A federal judge in Pennsylvania has allowed a data breach class action against Coca-Cola and several bottling companies to proceed, finding that the plaintiff has Article III standing even though he had left Coca-Cola’s employment seven years earlier. This is the first time a Pennsylvania federal court has permitted a data breach class action to proceed beyond the motion to dismiss stage. 

Enslin v. The Coca-Cola Company, et al., arose out of the theft of 55 laptops containing personal identification information (PII) of plaintiff and 74,000 other current and former employees of the Coca-Cola Company and six related entities. The PII included the plaintiff’s Social Security number, address, bank account information, credit card numbers, driver’s license information, and motor vehicle records, all of which was allegedly stored in an unencrypted format.  

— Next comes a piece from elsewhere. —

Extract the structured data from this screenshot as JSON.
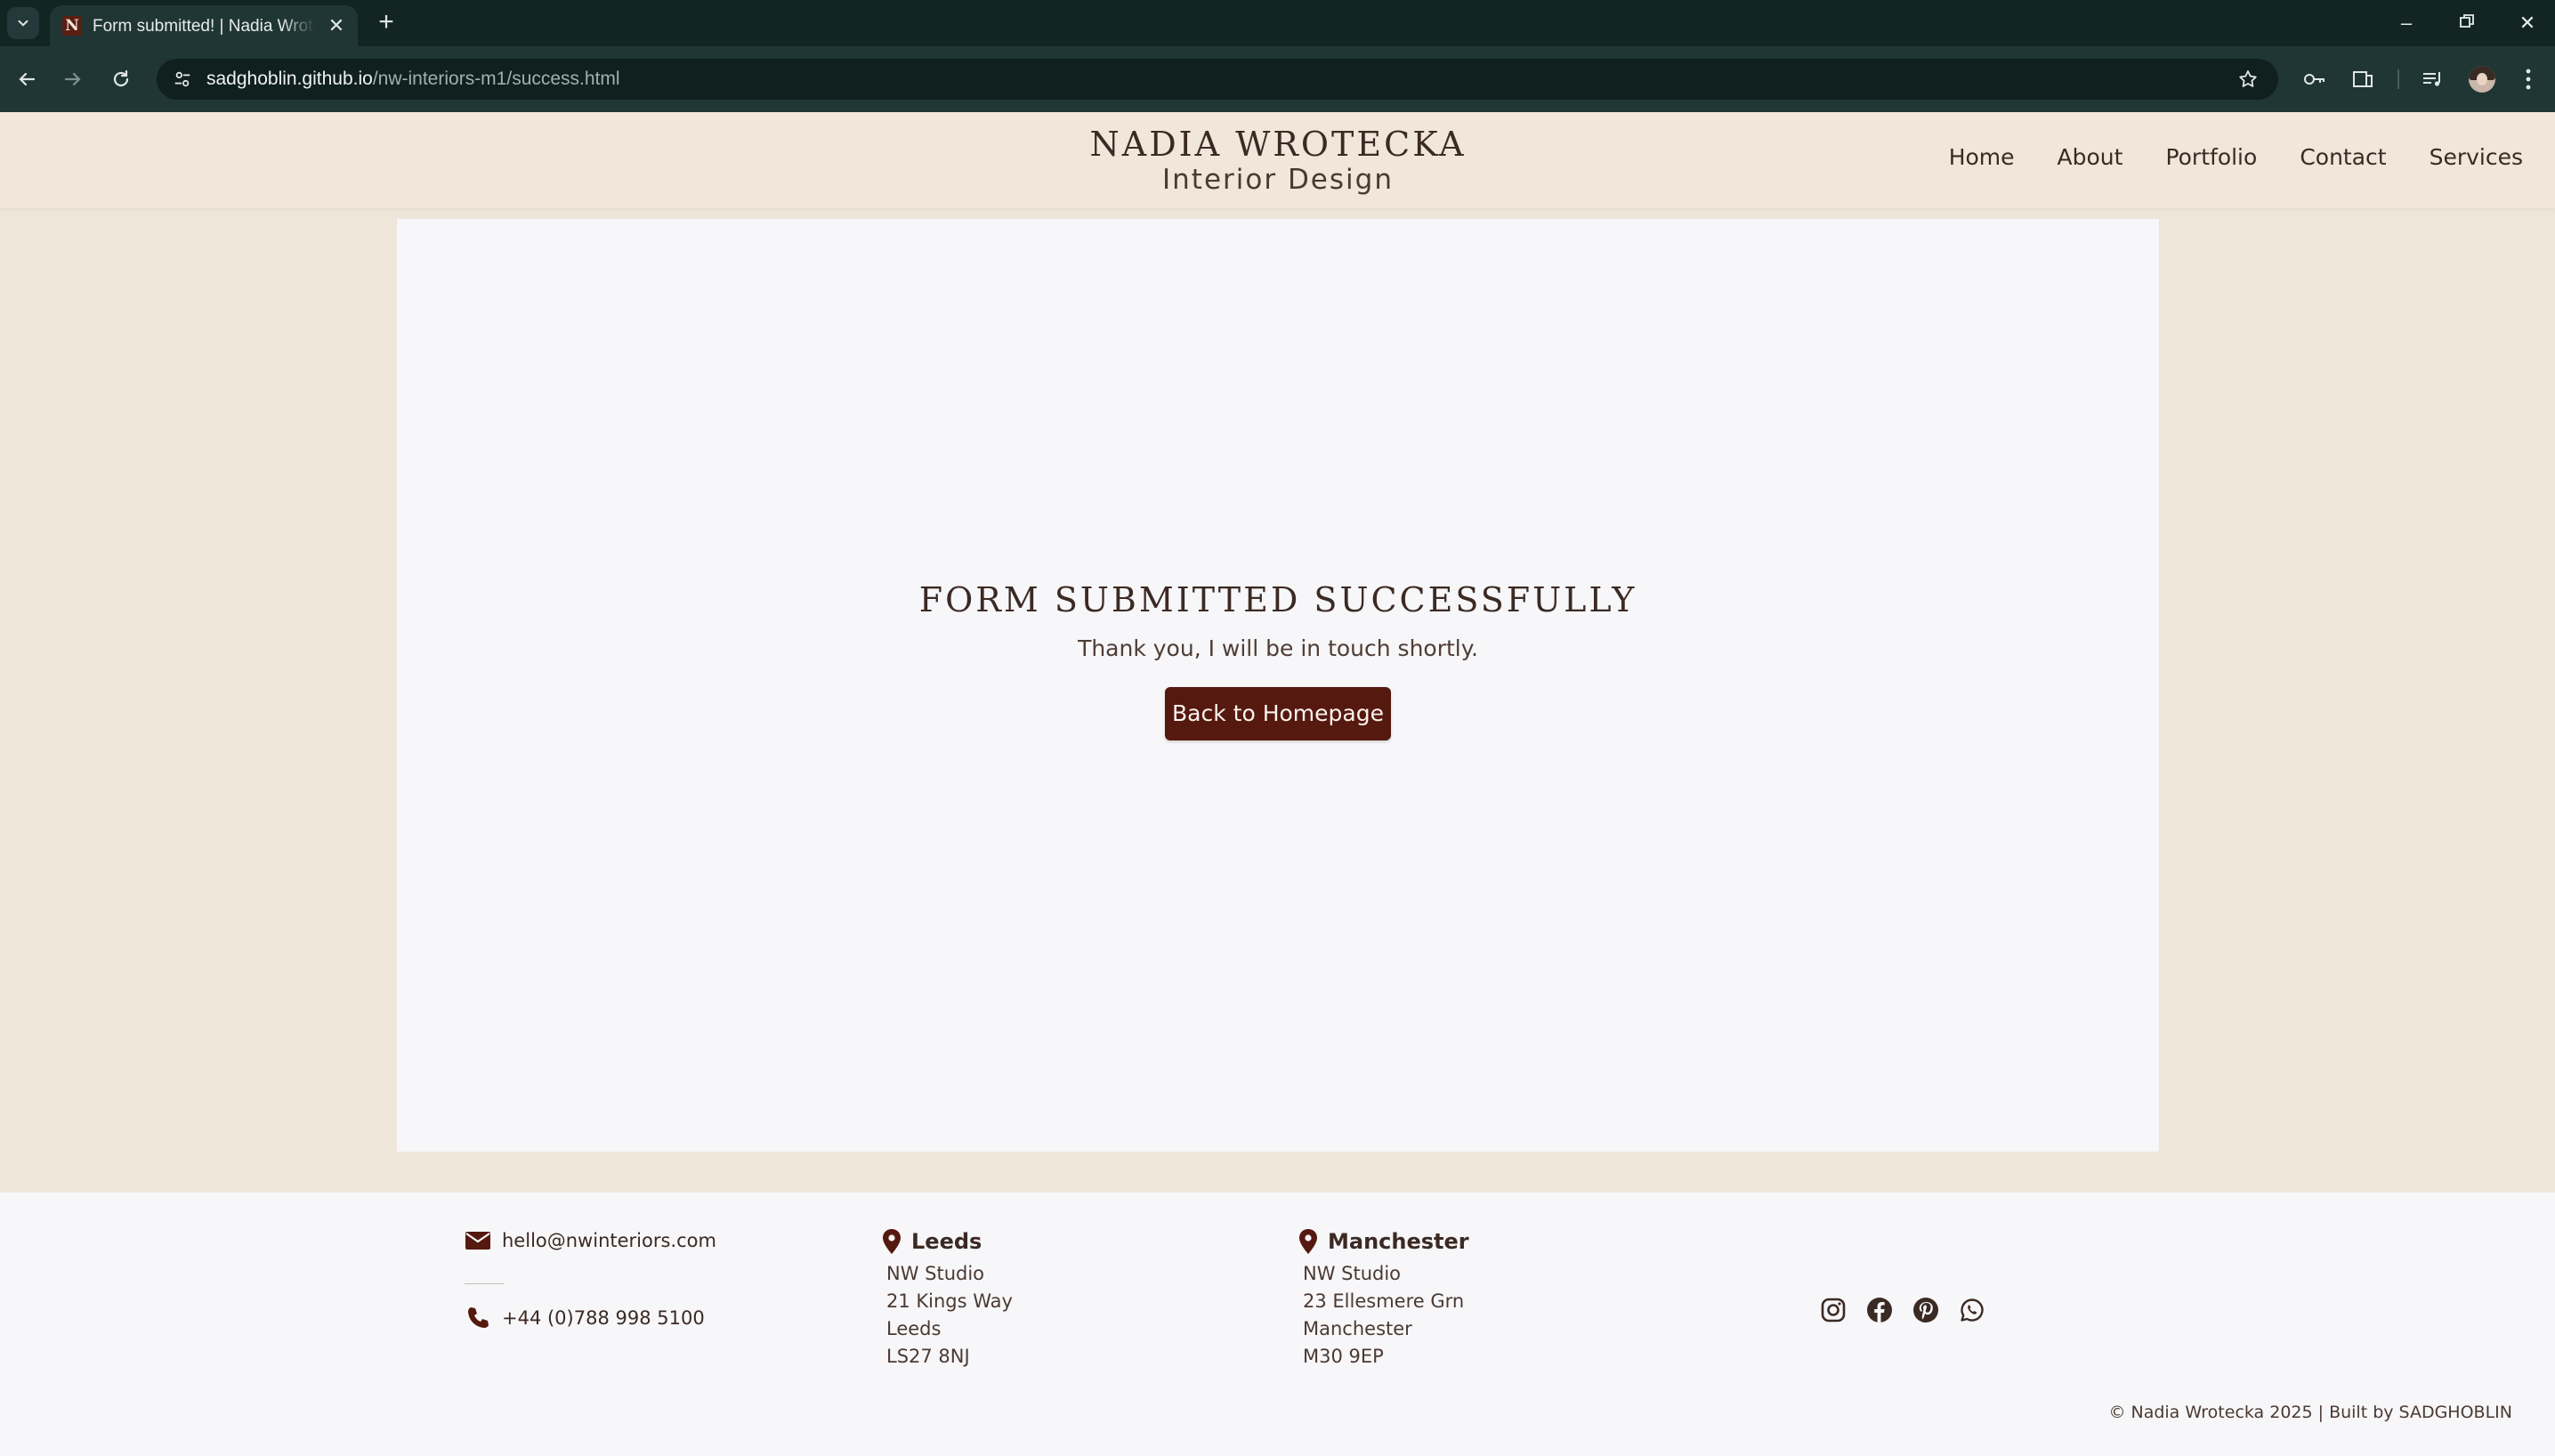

Within months of being notified of the breach in 2014, the plaintiff alleges he began to experience unauthorized uses of his finances and identity by unknown persons. He commenced a class action against each of the Coca-Cola defendants. He alleged they failed to take reasonable steps to safeguard his PII, engaged in misrepresentation, fraud, and conspiracy by failing to disclose the true extent of the data breach, and violated the U.S. Driver’s Privacy Protection Act, which prohibits the disclosure of a person’s driving information unless authorized under the Act. The defendants moved to dismiss for lack of standing and failure to state a claim.

The defendants challenged Article III standing on two grounds. They alleged the future harms that the plaintiff may suffer from the loss of his PII, and the monies he expended in anticipation of these harms, are speculative, hypothetical, and thus not an injury-in-fact sufficient to confer federal standing. Second, the defendants alleged that even if the plaintiff has suffered an injury-in-fact, his injuries are not fairly traceable to the conduct of the defendants.    

In rejecting both arguments, the court distinguished Reilly v. Ceridian Corp., a data breach class action wherein the Third Circuit, citing Clapper v. Amnesty Int’l, USA, found that the plaintiffs’ claims of future harm were “speculative” and “hypothetical.” By contrast, the court in Enslin found the plaintiff had suffered “ongoing, present, distinct, and palpable harms,” including the alleged theft of funds from his bank accounts on two occasions, unauthorized use of four credit cards, and unauthorized issuance of new credit cards in his name. The court also found the time, effort, and expense the plaintiff expended to combat these actual, imminent, and impending harms, constituted an actionable injury-in-fact.

Although seven years had passed between the plaintiff’s end of employment and the alleged misuse of the information, the court concluded the “chain linking the loss of plaintiff’s Social Security number, credit cards, and banking information, and the subsequent identity attacks plaintiff suffered, is plausible.” The court allowed the plaintiff’s breach of express and implied contract to survive, along with his unjust enrichment claim, but dismissed his remaining claims.

Enslin is the first case in which a Pennsylvania federal court has permitted a data breach class action to proceed beyond the motion to dismiss stage. It follows a number of recent federal cases from other jurisdictions, notably the Seventh and Ninth Circuits, where courts have held that plaintiffs in data breach class actions have Article III standing. One question left unanswered by the Enslin case is whether Pennsylvania federal courts will allow claims to go forward where a data breach plaintiff has only alleged a fear of future harm, without having suffered actual identity theft.